Delays in reporting often arise from reasons beyond the taxpayer’s control. Late reporting of transactions can result in the accumulation of tax arrears, which in turn necessitates the payment of interest. This led to situations where taxpayers, due to delays in receiving invoices from foreign contractors, were forced to adjust the VAT due on Intra-Community Acquisitions retrospectively, during the period when the obligation to pay it arose. Input VAT, on the other hand, was accounted for in the current declaration, leading to arrears in the payment of the tax due and the imposition of interest on taxpayers who were innocent in the entire situation.

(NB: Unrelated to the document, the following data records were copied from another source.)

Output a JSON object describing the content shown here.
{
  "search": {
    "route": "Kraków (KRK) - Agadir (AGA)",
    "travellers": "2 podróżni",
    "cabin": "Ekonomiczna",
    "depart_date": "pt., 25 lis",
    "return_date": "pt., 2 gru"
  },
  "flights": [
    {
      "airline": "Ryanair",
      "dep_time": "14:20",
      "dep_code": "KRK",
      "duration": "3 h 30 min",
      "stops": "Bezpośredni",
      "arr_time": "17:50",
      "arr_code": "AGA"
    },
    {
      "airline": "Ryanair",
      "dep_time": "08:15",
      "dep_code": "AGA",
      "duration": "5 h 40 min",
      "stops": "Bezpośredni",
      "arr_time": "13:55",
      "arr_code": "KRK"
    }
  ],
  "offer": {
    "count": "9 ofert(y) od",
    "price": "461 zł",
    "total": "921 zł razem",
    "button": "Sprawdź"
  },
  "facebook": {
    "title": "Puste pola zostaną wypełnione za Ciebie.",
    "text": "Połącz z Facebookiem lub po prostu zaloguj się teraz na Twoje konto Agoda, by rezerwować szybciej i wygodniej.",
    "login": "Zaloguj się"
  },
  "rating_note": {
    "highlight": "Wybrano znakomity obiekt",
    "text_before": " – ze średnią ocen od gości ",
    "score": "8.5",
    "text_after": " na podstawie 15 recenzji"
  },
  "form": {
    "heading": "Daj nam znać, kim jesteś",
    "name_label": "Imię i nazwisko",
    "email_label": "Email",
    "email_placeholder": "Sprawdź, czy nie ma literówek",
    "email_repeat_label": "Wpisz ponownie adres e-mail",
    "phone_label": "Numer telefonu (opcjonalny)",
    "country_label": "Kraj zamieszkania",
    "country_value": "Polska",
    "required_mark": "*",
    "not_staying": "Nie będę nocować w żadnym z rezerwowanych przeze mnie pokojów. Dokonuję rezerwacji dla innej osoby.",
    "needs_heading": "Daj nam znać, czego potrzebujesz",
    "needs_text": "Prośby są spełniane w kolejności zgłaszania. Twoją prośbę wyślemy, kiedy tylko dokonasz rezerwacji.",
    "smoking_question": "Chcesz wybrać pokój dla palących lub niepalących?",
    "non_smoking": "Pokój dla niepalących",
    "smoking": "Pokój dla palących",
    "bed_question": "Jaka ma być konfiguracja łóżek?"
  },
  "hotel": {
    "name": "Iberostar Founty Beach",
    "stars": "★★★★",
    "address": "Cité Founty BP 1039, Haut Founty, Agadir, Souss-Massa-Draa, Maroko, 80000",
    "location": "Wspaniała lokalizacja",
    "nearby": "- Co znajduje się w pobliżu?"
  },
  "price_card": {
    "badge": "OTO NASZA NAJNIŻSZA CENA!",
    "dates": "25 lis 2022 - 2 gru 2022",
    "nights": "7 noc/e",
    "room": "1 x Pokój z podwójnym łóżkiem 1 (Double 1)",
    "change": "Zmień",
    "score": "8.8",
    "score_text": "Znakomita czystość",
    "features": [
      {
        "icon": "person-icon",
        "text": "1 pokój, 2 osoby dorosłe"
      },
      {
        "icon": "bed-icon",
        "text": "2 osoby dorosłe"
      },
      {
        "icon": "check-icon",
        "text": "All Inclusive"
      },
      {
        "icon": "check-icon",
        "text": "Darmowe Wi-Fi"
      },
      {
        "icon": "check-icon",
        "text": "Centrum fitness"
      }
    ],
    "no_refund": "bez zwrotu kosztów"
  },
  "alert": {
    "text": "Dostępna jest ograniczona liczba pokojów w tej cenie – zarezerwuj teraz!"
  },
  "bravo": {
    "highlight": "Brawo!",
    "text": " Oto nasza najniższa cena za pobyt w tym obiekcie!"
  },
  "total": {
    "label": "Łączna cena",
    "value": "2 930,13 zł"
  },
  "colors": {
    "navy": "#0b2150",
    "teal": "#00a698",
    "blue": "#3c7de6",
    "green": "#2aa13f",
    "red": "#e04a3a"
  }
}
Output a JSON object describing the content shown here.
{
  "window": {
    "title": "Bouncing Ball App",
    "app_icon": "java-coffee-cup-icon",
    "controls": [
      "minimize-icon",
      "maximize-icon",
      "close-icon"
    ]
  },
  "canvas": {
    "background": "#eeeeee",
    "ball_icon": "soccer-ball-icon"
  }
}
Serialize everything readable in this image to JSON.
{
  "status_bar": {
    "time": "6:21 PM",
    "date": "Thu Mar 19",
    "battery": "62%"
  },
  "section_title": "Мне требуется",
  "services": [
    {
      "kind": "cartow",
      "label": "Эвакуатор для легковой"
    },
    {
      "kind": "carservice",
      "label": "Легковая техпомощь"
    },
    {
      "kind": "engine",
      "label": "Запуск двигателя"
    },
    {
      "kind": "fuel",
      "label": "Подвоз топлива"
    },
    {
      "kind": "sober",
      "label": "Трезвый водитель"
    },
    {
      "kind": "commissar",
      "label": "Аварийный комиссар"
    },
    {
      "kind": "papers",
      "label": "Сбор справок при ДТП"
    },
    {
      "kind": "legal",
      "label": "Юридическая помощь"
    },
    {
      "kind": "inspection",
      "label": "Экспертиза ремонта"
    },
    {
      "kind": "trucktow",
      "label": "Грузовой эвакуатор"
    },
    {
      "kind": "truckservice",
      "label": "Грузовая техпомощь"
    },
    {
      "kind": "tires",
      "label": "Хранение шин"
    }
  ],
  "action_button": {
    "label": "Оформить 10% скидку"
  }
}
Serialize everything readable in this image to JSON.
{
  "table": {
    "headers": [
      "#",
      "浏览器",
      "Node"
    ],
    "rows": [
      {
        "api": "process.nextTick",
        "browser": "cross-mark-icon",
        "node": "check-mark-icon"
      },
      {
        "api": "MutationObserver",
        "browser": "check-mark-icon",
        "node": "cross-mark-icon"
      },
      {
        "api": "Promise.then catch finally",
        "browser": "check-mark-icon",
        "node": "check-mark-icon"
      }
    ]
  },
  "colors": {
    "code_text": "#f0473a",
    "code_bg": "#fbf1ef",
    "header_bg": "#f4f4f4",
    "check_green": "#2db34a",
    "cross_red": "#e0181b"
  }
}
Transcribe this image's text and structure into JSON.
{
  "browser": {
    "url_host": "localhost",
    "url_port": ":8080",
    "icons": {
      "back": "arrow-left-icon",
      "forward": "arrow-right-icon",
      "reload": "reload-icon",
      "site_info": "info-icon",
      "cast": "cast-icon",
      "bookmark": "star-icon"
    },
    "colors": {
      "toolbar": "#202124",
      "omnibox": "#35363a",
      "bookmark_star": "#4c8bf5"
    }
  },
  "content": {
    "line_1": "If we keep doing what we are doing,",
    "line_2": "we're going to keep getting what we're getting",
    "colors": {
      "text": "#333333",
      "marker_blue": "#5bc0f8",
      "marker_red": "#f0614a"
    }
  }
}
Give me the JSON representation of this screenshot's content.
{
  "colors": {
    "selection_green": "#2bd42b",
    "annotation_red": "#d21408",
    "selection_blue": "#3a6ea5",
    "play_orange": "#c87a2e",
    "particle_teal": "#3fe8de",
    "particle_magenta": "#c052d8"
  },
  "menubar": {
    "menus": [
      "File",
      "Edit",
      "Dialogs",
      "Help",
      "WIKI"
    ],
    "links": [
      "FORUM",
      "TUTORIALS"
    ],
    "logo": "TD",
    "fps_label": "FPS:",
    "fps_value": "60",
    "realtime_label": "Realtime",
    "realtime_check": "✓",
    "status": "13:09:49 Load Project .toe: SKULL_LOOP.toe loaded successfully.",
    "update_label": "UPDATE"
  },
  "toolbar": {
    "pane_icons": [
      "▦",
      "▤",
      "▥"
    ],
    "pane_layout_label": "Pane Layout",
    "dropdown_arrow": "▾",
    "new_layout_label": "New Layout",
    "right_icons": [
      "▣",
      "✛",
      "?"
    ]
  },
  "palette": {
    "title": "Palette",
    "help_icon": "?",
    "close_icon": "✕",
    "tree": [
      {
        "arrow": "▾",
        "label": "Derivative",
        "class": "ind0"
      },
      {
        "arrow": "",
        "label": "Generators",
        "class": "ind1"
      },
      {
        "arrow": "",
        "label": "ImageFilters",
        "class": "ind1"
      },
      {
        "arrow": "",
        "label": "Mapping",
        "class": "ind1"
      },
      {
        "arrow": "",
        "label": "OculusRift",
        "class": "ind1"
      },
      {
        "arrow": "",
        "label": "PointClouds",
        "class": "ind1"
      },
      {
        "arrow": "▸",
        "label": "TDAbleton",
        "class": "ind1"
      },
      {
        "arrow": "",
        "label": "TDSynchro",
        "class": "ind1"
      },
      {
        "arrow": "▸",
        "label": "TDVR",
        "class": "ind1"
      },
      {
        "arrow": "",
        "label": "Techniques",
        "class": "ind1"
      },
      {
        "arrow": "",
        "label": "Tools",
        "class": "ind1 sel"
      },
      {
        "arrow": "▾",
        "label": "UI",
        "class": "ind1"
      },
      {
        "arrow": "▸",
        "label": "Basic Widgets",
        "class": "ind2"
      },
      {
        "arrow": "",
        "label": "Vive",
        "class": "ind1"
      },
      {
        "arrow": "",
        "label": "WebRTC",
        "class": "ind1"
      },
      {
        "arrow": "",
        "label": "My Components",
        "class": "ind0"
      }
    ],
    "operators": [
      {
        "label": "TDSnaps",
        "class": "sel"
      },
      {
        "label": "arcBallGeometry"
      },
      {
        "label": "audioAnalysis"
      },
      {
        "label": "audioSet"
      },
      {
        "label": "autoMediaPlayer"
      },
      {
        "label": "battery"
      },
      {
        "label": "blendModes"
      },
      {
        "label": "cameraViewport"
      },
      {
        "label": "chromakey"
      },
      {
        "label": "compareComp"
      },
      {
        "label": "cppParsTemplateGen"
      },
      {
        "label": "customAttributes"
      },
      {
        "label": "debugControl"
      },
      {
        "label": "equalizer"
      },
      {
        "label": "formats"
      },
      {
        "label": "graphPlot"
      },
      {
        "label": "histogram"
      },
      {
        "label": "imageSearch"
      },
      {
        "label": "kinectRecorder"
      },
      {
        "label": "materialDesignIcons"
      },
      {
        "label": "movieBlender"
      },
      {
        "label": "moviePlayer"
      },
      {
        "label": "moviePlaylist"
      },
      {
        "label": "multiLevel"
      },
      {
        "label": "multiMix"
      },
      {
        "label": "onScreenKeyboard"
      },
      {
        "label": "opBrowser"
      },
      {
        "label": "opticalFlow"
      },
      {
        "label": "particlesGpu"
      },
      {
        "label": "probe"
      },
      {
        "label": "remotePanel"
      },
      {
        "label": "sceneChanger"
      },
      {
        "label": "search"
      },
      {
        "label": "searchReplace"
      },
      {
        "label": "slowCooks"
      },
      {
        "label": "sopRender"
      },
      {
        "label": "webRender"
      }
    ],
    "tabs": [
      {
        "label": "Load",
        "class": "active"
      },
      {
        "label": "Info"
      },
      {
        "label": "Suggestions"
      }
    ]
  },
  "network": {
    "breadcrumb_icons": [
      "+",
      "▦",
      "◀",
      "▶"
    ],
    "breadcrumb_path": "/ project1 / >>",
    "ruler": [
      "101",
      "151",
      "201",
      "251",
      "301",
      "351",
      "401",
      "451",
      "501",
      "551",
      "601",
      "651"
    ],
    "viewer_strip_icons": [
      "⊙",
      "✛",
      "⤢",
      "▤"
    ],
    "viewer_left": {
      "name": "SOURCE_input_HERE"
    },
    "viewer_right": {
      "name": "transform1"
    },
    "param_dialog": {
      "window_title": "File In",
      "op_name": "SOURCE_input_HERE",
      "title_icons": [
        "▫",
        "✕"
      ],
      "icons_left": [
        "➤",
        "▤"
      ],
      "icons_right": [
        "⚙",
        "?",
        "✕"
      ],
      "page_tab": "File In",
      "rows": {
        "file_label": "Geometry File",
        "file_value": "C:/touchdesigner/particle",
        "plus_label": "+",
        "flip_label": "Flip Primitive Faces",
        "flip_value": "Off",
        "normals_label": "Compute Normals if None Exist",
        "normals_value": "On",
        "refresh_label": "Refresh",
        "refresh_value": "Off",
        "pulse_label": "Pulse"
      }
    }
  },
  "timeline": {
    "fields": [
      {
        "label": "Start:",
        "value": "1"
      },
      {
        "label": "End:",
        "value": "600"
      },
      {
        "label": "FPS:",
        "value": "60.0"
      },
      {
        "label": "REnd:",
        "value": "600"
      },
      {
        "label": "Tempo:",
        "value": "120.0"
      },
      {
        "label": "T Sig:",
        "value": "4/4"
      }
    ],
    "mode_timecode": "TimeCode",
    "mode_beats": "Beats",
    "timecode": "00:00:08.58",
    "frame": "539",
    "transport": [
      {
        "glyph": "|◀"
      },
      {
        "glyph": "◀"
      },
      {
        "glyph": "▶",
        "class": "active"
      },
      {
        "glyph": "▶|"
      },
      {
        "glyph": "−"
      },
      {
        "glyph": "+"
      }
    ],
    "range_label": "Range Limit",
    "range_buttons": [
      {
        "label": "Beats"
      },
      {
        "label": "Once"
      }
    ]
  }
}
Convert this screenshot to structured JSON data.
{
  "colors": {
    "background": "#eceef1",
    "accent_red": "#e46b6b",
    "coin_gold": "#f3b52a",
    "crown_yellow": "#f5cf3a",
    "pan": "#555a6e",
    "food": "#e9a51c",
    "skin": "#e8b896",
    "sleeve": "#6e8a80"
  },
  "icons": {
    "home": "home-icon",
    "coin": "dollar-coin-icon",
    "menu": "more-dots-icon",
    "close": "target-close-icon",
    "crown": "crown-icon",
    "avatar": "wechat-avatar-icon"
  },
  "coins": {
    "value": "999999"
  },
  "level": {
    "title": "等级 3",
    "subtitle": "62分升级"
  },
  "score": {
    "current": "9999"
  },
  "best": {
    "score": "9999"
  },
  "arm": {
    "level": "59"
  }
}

Landmark judgment of the Court of Justice of the European Union
The existing provisions have been the subject of many disputes that have been resolved through litigation. However, no dispute has led to the development of a uniform line of case law. For this reason, the Regional Administrative Court in Gliwice decided to refer a preliminary question to the Court of Justice of the European Union (CJEU). The CJEU then assessed the compatibility of the relevant provisions with EU law. On March 18, 2021, a groundbreaking judgment was issued, which proved to be pivotal for many entrepreneurs. The CJEU held that the EU provisions stood in the way of applying the existing national provisions in Poland. In its reasoning, the Court stated that the national regulation, which does not allow for the systematic deduction of VAT due on Intra-Community Acquisitions in the same period in which the same amount of tax should be accounted for, without the possibility of considering relevant circumstances and the good faith of the taxpayer, goes beyond what is necessary for the proper collection of VAT and the prevention of tax fraud. Although the preliminary question only concerned Intra-Community Acquisitions, experts believe that the judgment applies to all transactions covered by the reverse charge mechanism, as the provisions concerning all these transactions are almost identical.
The Court’s acceptance that input VAT and output VAT should be accounted for by taxpayers at the same time leads to the conclusion that no arrears arise on the part of the taxpayer and that no interest payments should be due to the tax authorities.
What does the judgment give to taxpayers?
This favorable judgment allows taxpayers to recover improperly paid VAT interest on Intra-Community Acquisitions. Furthermore, there is also the possibility of reopening tax proceedings if such settlements were subject to disputes with the authorities. The VAT settlement model for Intra-Community Acquisitions proposed by the CJEU also significantly simplifies taxpayers’ current obligations by streamlining the process of monitoring transaction timing, invoice receipt, and settlement adjustments. It’s worth noting that even before the judgment, the government was planning to remove questionable provisions regarding the importation of services (Slim VAT 2 package). In the final version of the package, provisions regarding Intra-Community Acquisitions are likely to be removed as well. However, taxpayers do not have to wait for this. They can already adjust their settlements and recover interest.